Furthermore, since documentation requirements for physician reimbursement have become increasingly stringent, illegible notes can lead to significantly reduced income. They can also trigger time-consuming audits that ultimately result in costly penalties and refunds of payments back to the payers. This just adds one more layer of potential problems for physicians that continue with the traditional methodologies.
Electronic medical records have emerged as a way to address these concerns. In fact, federal officials have recently announced a program slated for early 2008 that will urge doctors to incorporate electronic medical records into their practices. The program provides cash incentives to doctors from Medicare for switching to electronic medical record systems and providing the government with updates on quality improvement markers for their patients.

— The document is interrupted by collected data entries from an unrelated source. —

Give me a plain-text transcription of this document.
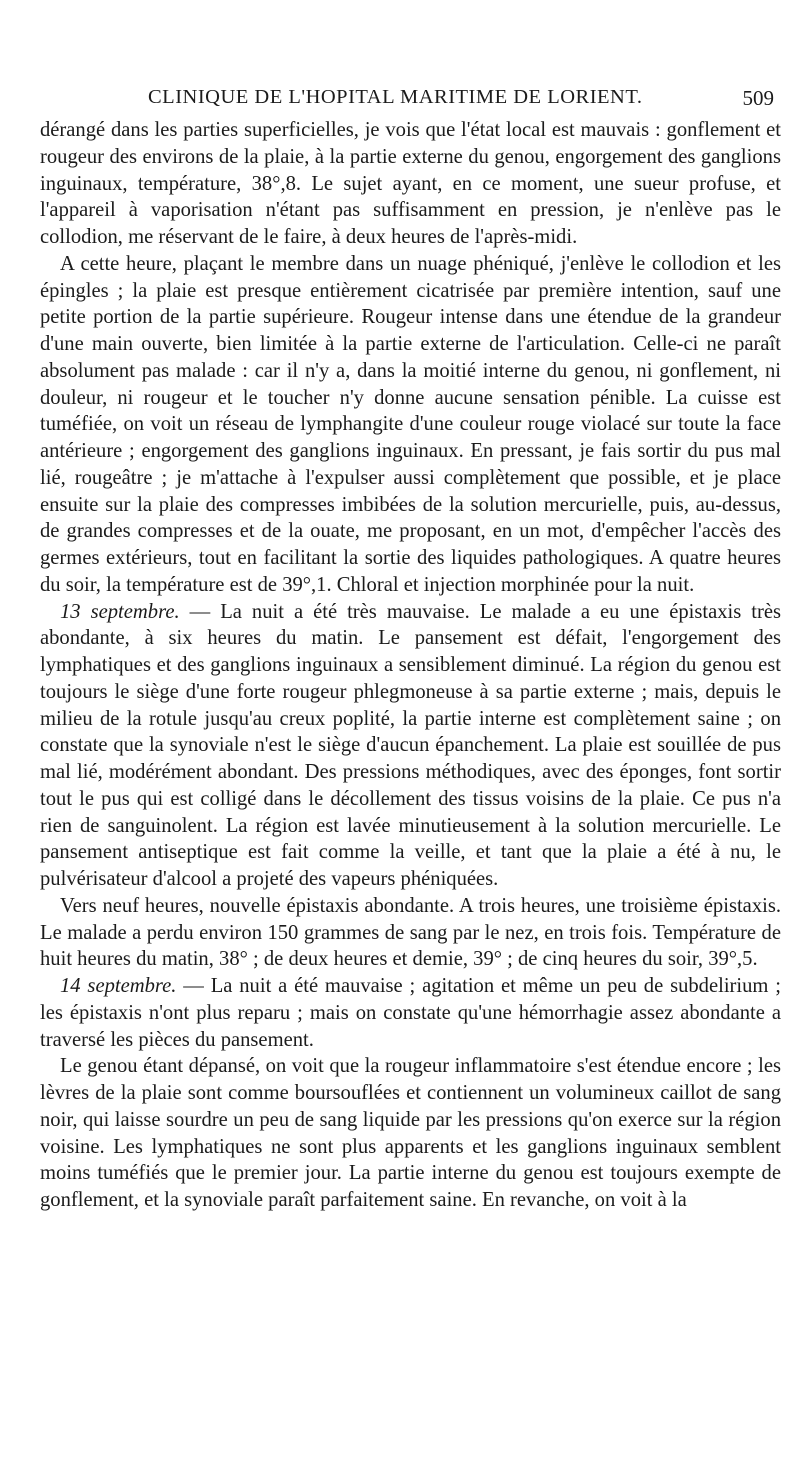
CLINIQUE DE L'HOPITAL MARITIME DE LORIENT.	509

dérangé dans les parties superficielles, je vois que l'état local est mauvais : gonflement et rougeur des environs de la plaie, à la partie externe du genou, engorgement des ganglions inguinaux, température, 38°,8. Le sujet ayant, en ce moment, une sueur profuse, et l'appareil à vaporisation n'étant pas suffisamment en pression, je n'enlève pas le collodion, me réservant de le faire, à deux heures de l'après-midi.

A cette heure, plaçant le membre dans un nuage phéniqué, j'enlève le collodion et les épingles ; la plaie est presque entièrement cicatrisée par première intention, sauf une petite portion de la partie supérieure. Rougeur intense dans une étendue de la grandeur d'une main ouverte, bien limitée à la partie externe de l'articulation. Celle-ci ne paraît absolument pas malade : car il n'y a, dans la moitié interne du genou, ni gonflement, ni douleur, ni rougeur et le toucher n'y donne aucune sensation pénible. La cuisse est tuméfiée, on voit un réseau de lymphangite d'une couleur rouge violacé sur toute la face antérieure ; engorgement des ganglions inguinaux. En pressant, je fais sortir du pus mal lié, rougeâtre ; je m'attache à l'expulser aussi complètement que possible, et je place ensuite sur la plaie des compresses imbibées de la solution mercurielle, puis, au-dessus, de grandes compresses et de la ouate, me proposant, en un mot, d'empêcher l'accès des germes extérieurs, tout en facilitant la sortie des liquides pathologiques. A quatre heures du soir, la température est de 39°,1. Chloral et injection morphinée pour la nuit.

13 septembre. — La nuit a été très mauvaise. Le malade a eu une épistaxis très abondante, à six heures du matin. Le pansement est défait, l'engorgement des lymphatiques et des ganglions inguinaux a sensiblement diminué. La région du genou est toujours le siège d'une forte rougeur phlegmoneuse à sa partie externe ; mais, depuis le milieu de la rotule jusqu'au creux poplité, la partie interne est complètement saine ; on constate que la synoviale n'est le siège d'aucun épanchement. La plaie est souillée de pus mal lié, modérément abondant. Des pressions méthodiques, avec des éponges, font sortir tout le pus qui est colligé dans le décollement des tissus voisins de la plaie. Ce pus n'a rien de sanguinolent. La région est lavée minutieusement à la solution mercurielle. Le pansement antiseptique est fait comme la veille, et tant que la plaie a été à nu, le pulvérisateur d'alcool a projeté des vapeurs phéniquées.

Vers neuf heures, nouvelle épistaxis abondante. A trois heures, une troisième épistaxis. Le malade a perdu environ 150 grammes de sang par le nez, en trois fois. Température de huit heures du matin, 38° ; de deux heures et demie, 39° ; de cinq heures du soir, 39°,5.

14 septembre. — La nuit a été mauvaise ; agitation et même un peu de subdelirium ; les épistaxis n'ont plus reparu ; mais on constate qu'une hémorrhagie assez abondante a traversé les pièces du pansement.

Le genou étant dépansé, on voit que la rougeur inflammatoire s'est étendue encore ; les lèvres de la plaie sont comme boursouflées et contiennent un volumineux caillot de sang noir, qui laisse sourdre un peu de sang liquide par les pressions qu'on exerce sur la région voisine. Les lymphatiques ne sont plus apparents et les ganglions inguinaux semblent moins tuméfiés que le premier jour. La partie interne du genou est toujours exempte de gonflement, et la synoviale paraît parfaitement saine. En revanche, on voit à la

Despite the fears amongst physicians resisting the switch to electronic medical records, it is possible to find EMR software with a low learning curve that will facilitate a smooth transition. Here are some questions to ask yourself when you begin your research.
Is the EMR software an intuitive system?
You don’t want to spend weeks or months training on a new system. All EMR software will have a learning curve, but some are more intuitive than others. The best EMR software will be one that you adopt quickly with minimal training and allows you to create more detailed notes with less effort. The ideal system should be able to be integrated it into the daily work flow of your clinic within a few weeks, rather than several months.
The right EMR solutions should save time. The age-old adage “time is money” applies in this situation. You don’t want to take 100 steps just to create a simple visit note. Instead, you want an EMR software program that streamlines the charting process as much as possible. Some EMR programs require so many steps to create a note that it’s like filling a salt shaker one grain at a time.
If you choose the wrong EMR software, the inefficiency of learning and using the new system may actually outweigh the inefficiencies of your current non-EMR system. Look for software that offers a free trial, so you can give it a test drive and see how easy it is to learn and use before you spend big bucks on it.
Does it have customizable templates that eliminate redundancy?
With customization, you can document your notes and patient records using the words and format that you prefer, rather than be forced to use the words and format offered by the software. Many EMR programs offer global templates for all users. This “one size fits all” mentality means that all users use the same templates (i.e., the same words) to describe dissimilar patients.
The result could be called charting by approximation — trying to fit a square peg in a round hole. Some doctors have described these sorts of notes as “vending machine notes.” EMR systems with customizable templates will allow you to create notes using your own words and style and will therefore more closely reflect your thoughts.
Having customizable templates means that you will be able to save and reuse certain frequently used phrases, forms, procedural descriptions, prescriptions, etc., so that they don’t have to be manually re-entered each time.
Many EMR software programs do not allow much in the way of customization by the end user. In these instances if customization is even available, it must be done by the software company and is both prohibitively expensive and time consuming to deploy.
This is another reason to test drive the system before you commit to a specific program. Well-designed EMR software should allow you to customize prescriptions, templates, chart format, follow-up letters and after-care instructions. Printing options for these items should also be customizable, yet simple and smooth to configure with minimal support.
Will your EMR software allow multimedia attachments?
Look for EMR software that allows you to attach multimedia like photographs, X-rays, scanned documents and ECGs to your patients’ records. A picture is worth a thousand words and can describe injuries and other clinical findings much more accurately than words.
Photographs can also more accurately and efficiently document changes in time over subsequent visits. Having scanned ECGs attached to visits makes it faster and more convenient to review and compare to prior ECGs since with only a few clicks of a mouse, you can have all the information you need for your patient.
Not all EMR software is created equal. Accuracy, efficiency, intuitiveness and expense are all key factors you need to consider when choosing EMR software. If you make the right choice, you will soon find yourself using electronic medical records and wondering why it took you so long to make the change. If you keep waiting and searching for the Holy Grail of EMR software, you will only prolong the inefficiencies and inadequacies as well as the potential risks of your current methods.